Sync profiles/rulesets into clients:
- Export active profile + ruleset list + language pack selection to Chrome/BD.
- Add profile/ruleset switcher in extension/plugin settings.
- Allow enabling/disabling multiple manual rulesets under a selected profile (not only one active manual ruleset).
- Persist per-ruleset display settings:
  - Display
  - Highlight replaced words (click to toggle original)
  - Highlight color
Finish language pack UX polish:
- Pack-specific validators for edge layouts.
- Clear handling for external/manual paths vs. app-managed files.
- Decide whether to phase out broad manual file-path selection entirely; current expectation is probably yes unless a concrete user need survives.
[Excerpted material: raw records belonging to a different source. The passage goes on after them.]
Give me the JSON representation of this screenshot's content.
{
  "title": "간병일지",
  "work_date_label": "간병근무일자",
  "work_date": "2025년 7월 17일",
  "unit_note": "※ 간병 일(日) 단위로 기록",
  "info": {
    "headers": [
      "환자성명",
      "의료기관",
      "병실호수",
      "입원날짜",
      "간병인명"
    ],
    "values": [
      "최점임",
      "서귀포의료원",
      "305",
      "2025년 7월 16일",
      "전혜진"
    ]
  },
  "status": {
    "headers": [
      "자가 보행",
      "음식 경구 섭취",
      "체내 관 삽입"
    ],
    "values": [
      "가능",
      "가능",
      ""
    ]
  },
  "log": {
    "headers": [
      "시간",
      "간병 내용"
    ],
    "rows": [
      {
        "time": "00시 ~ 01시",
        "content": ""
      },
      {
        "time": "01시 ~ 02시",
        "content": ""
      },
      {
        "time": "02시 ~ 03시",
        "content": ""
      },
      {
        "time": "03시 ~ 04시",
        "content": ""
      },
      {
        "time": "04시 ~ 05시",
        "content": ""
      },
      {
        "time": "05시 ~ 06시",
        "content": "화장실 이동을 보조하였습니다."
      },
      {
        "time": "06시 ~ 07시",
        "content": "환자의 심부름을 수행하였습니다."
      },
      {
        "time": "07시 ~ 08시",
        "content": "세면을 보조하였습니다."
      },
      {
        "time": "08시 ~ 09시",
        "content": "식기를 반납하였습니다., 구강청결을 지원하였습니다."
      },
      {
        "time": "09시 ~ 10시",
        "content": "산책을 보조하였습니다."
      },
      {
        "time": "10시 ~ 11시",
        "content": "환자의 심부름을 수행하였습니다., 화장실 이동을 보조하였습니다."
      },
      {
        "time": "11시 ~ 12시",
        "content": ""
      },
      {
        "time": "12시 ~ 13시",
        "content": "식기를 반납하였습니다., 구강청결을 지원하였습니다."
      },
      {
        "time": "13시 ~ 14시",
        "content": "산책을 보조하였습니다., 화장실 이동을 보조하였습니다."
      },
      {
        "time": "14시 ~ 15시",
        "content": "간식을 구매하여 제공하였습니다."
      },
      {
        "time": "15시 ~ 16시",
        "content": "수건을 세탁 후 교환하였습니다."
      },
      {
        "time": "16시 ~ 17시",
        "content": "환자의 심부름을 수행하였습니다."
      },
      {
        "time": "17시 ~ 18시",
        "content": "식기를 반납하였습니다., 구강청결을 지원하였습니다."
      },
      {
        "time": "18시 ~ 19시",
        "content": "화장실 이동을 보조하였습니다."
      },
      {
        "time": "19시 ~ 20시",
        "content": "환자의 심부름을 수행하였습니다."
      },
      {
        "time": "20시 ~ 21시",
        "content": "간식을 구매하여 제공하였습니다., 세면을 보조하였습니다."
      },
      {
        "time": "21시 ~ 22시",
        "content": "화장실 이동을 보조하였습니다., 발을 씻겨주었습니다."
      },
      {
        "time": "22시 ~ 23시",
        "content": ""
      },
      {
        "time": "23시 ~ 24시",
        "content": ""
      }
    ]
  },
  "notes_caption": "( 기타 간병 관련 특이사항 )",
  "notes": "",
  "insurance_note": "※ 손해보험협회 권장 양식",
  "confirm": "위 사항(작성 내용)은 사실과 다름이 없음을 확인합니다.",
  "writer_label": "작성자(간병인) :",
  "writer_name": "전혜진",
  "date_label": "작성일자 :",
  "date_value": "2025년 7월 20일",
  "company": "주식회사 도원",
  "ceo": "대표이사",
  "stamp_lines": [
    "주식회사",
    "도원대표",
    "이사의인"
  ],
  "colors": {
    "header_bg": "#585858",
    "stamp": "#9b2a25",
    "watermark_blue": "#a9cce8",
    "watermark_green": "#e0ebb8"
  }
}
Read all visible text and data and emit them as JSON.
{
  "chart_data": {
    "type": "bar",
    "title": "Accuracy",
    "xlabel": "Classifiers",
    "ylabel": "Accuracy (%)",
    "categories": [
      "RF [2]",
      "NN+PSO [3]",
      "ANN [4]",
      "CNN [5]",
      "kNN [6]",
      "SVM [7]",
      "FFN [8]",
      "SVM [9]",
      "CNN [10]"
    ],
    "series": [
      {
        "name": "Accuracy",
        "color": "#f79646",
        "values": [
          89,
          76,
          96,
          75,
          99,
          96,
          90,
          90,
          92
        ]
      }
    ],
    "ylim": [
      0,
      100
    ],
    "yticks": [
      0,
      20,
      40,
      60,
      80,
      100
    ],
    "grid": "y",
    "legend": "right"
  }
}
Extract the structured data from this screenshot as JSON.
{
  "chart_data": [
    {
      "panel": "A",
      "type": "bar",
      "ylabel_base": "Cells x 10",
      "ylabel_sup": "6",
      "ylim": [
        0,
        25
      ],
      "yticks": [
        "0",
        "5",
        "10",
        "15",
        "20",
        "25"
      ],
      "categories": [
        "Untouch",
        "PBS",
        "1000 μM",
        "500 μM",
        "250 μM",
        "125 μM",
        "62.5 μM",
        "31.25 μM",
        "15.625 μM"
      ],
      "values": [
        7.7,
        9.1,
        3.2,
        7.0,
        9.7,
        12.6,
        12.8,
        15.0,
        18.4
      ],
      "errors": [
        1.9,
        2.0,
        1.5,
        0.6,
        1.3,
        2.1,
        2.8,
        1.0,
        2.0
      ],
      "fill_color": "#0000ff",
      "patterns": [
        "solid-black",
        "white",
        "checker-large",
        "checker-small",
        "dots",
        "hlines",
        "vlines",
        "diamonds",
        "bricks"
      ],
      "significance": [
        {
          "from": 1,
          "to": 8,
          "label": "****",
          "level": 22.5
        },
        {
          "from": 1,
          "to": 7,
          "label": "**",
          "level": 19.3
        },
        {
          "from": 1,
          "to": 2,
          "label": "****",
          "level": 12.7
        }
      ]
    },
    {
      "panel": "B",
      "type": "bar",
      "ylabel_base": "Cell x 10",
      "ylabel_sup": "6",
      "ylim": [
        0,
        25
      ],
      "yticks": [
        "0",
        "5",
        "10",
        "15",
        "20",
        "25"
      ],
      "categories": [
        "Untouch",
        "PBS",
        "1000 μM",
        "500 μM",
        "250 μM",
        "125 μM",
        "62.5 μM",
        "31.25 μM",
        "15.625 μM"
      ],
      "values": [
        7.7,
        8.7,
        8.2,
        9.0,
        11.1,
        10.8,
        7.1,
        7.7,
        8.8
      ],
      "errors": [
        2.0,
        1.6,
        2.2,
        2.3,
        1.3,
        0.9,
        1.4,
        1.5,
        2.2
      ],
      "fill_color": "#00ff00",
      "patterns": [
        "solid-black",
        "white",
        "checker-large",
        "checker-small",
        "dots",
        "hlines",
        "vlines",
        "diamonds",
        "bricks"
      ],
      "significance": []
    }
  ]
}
- Re-enable Wiktionary when we are ready to handle large downloads.
Add language selection controls tied to profiles/rulesets:
- Monolingual vs cross-lingual toggle per profile or per ruleset.
- Persist target/source language choices for bulk generation.
Scale large pack handling:
- Background indexing for large packs (progress + cancel).
- Optional cached indexes for fast reloads.
Add per-rule exception patterns or context gates if needed.
Add streaming/liveness adapter for live text replacement.
Localize the BetterDiscord plugin for multiple languages.
Consider larger Sigma symbol spaces for Share Code to shorten codes.